Avant son enquête, Blandine Mallevaey avait la crainte que le discernement donne lieu à des pratiques très disparates d’un tribunal à l’autre. Malheureusement, ses observations ont confirmé cette crainte. Au niveau national, l’étude a montré une différence de 6 à 7 ans entre ce que les juges considèrent comme étant l’âge du discernement pour qu’un enfant puisse être entendu dans la procédure familiale qui le concerne. Cet écart est très important : le plus jeune âge correspond à l’entrée à l’école primaire et le plus élevé au collège. Donc il y a toute une catégorie d’enfants, de l’âge de l’école primaire, qui vont être considérés comme non capables de discernement par certains juges et ne pourront donc pas être entendus, alors que, dans d’autres juridictions, ils auraient pu porter leur parole devant les magistrats.

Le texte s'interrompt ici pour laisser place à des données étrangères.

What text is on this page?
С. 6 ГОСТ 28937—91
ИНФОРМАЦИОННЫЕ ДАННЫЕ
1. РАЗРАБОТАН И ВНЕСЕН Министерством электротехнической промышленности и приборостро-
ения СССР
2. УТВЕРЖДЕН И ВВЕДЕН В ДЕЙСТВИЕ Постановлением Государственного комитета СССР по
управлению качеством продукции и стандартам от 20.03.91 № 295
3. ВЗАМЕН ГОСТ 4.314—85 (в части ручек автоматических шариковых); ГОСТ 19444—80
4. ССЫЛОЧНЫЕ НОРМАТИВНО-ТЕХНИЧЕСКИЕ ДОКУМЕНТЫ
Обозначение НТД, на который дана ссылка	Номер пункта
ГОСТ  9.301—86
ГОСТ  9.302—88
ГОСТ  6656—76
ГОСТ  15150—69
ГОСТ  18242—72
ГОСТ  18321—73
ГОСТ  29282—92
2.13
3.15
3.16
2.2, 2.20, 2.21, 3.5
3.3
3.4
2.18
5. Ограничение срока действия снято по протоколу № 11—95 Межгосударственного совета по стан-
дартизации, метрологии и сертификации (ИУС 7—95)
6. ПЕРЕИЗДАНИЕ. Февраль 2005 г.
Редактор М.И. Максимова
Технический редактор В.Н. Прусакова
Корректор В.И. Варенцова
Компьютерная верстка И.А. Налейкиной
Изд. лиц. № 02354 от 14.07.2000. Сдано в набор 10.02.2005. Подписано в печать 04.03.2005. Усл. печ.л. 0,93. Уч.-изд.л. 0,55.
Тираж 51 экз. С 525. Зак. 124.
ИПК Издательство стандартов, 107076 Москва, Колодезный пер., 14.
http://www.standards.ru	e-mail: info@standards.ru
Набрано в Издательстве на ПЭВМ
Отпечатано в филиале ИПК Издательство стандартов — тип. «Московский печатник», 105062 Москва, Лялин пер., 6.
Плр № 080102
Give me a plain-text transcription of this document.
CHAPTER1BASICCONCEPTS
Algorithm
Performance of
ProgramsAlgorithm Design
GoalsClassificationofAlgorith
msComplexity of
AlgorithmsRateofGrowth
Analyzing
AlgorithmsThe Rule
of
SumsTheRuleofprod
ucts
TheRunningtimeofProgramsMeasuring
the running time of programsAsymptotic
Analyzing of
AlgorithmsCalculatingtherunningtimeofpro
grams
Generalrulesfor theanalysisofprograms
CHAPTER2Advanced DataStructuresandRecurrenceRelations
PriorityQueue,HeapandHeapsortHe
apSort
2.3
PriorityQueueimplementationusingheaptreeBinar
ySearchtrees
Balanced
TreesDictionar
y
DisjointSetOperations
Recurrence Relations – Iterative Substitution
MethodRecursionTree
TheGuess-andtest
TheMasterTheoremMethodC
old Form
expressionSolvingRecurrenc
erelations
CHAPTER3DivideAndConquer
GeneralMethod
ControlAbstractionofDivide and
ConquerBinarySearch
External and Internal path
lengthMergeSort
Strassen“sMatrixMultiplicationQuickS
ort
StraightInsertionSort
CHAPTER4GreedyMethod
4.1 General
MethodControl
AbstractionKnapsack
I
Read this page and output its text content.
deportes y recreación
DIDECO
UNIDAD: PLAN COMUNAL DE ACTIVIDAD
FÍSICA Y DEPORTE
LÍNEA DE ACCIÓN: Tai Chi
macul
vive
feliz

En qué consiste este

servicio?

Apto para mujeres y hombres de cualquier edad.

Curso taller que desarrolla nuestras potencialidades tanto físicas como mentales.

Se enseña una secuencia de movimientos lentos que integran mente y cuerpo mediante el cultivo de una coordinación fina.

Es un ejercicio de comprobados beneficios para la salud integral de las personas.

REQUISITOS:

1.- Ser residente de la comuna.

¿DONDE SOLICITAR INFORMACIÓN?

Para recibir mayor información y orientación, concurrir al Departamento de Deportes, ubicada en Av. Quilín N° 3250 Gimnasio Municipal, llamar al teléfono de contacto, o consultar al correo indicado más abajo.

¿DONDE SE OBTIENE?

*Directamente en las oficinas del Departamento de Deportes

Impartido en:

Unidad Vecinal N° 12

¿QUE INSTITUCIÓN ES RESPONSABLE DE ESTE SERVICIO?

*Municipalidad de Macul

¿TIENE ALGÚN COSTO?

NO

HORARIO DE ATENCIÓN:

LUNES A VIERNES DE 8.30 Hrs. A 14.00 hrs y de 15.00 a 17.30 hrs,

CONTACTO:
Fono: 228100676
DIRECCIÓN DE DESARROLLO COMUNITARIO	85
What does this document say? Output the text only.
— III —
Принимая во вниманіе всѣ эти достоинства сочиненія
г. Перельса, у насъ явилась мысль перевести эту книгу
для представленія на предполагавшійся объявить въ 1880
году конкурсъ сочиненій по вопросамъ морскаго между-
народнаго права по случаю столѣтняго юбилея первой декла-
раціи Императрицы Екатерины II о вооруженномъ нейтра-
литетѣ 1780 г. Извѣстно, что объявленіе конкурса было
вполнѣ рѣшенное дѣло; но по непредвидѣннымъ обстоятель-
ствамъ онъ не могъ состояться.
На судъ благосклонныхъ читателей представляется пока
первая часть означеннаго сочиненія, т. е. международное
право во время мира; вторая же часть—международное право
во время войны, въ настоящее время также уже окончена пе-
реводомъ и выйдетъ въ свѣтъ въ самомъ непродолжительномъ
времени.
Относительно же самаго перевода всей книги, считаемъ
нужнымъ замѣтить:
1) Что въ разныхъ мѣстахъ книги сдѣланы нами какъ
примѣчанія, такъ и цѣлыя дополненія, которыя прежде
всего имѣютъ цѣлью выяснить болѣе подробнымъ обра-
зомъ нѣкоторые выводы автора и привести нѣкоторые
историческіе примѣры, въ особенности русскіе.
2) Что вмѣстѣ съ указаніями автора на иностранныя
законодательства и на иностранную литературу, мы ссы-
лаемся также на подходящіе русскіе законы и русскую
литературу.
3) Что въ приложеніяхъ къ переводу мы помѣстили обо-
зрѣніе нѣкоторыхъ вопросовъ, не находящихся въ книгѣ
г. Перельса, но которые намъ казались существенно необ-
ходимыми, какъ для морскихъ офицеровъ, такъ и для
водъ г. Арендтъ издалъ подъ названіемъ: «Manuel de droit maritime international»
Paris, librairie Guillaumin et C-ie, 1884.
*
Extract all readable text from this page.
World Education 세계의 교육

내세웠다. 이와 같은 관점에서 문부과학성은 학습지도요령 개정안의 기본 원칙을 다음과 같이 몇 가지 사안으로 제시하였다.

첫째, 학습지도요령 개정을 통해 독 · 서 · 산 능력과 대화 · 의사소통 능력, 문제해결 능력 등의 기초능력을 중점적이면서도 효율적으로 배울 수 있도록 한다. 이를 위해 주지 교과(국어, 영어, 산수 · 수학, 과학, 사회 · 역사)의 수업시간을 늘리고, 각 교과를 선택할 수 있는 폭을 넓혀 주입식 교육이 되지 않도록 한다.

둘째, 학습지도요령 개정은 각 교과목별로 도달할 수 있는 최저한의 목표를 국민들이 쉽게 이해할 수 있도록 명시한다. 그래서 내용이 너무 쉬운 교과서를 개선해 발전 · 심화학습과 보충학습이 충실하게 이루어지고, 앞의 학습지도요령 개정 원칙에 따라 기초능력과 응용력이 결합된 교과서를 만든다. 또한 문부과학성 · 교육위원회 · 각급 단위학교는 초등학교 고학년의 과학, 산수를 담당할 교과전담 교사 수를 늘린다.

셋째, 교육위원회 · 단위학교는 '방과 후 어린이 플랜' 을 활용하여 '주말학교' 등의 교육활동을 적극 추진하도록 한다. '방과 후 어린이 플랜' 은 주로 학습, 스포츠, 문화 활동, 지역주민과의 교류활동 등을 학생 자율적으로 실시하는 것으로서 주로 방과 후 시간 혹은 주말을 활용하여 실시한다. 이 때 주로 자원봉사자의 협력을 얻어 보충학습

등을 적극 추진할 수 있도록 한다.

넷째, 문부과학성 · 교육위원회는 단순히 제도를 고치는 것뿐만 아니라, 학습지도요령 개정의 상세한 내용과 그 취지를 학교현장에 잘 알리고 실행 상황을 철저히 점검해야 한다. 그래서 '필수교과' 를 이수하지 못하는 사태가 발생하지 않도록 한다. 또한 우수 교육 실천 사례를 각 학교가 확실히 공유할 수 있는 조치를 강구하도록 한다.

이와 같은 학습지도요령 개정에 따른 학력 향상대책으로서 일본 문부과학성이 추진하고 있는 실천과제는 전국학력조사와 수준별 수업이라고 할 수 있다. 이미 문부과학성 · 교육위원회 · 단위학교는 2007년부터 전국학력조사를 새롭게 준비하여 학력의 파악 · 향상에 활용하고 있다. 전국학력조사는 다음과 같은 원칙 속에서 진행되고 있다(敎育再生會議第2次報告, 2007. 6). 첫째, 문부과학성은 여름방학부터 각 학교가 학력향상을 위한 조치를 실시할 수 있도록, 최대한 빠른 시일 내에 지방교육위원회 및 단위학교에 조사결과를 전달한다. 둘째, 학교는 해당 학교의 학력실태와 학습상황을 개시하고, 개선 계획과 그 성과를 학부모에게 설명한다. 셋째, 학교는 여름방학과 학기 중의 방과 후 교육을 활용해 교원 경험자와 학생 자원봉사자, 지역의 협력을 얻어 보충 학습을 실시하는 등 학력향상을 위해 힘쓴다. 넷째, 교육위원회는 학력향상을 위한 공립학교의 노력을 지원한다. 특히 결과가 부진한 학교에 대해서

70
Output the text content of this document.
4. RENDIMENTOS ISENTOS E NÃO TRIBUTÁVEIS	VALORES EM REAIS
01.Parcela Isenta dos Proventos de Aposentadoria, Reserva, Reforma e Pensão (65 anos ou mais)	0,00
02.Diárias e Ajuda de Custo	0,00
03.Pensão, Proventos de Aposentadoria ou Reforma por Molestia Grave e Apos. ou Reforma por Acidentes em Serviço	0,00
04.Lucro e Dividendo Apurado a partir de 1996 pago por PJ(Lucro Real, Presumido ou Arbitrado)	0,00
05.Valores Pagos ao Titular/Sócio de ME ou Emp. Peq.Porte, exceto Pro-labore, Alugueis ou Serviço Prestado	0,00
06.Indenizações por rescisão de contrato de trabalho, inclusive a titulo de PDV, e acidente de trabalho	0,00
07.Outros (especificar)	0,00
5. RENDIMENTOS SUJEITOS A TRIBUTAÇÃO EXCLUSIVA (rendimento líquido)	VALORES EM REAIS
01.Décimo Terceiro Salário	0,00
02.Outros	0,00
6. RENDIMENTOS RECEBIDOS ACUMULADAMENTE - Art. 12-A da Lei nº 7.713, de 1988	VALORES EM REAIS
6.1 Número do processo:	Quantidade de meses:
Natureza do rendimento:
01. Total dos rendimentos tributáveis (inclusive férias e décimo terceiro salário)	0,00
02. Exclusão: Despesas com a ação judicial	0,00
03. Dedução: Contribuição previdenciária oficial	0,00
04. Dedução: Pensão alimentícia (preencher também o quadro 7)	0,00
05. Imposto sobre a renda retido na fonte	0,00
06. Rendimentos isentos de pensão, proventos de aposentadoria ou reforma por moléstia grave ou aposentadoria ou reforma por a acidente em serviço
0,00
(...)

Cela pose un certain nombre de difficultés. D’autant plus que, parfois, entre les juges aux affaires familiales (JaF) d’un même tribunal, on observe une différence pouvant aller jusqu’à trois ans. Pour Blandine Mallevaey, c’est un réel problème en termes de sécurité et d’égalité juridiques entre les jeunes justiciables.

Fixer une présomption de discernement

Partant de ce constat, Blandine Mallevaey préconise l’aménagement par la loi d’une présomption de discernement. La loi fixerait un âge à partir duquel l’enfant serait présumé capable de discernement.

Le discernement resterait toujours le critère de référence, conformément à la CIDE. Ce critère serait complété par un critère d’âge objectif, celui de 10 ans, qui est l’âge moyen auquel les enfants auraient acquis la maturité nécessaire pour s’exprimer sur la procédure qui les concerne. Un juge qui n’auditionnerait pas un enfant de plus de 10 ans devrait motiver son refus. En dessous de 10 ans, il n’y aurait pas d’obstacle à l’audition si le juge estime que l’enfant est capable de discernement. Pour les enfants de plus de 10 ans, leur audition serait facilitée.

Faire connaître leurs droits aux enfants

Blandine Mallevaey précise que, si l’enfant a un droit à être entendu, pour l’exercer il doit en avoir connaissance. Aujourd’hui il appartient aux parents de l’informer de son droit d’être entendu. Dans une procédure où les parents sont en conflit, on peut douter que cette information se fasse de manière objective vis-à-vis de l’enfant. Elle recommande, comme cela se pratique en Belgique ou en Ecosse, par exemple, que l’enfant soit informé au moyen d’un courrier.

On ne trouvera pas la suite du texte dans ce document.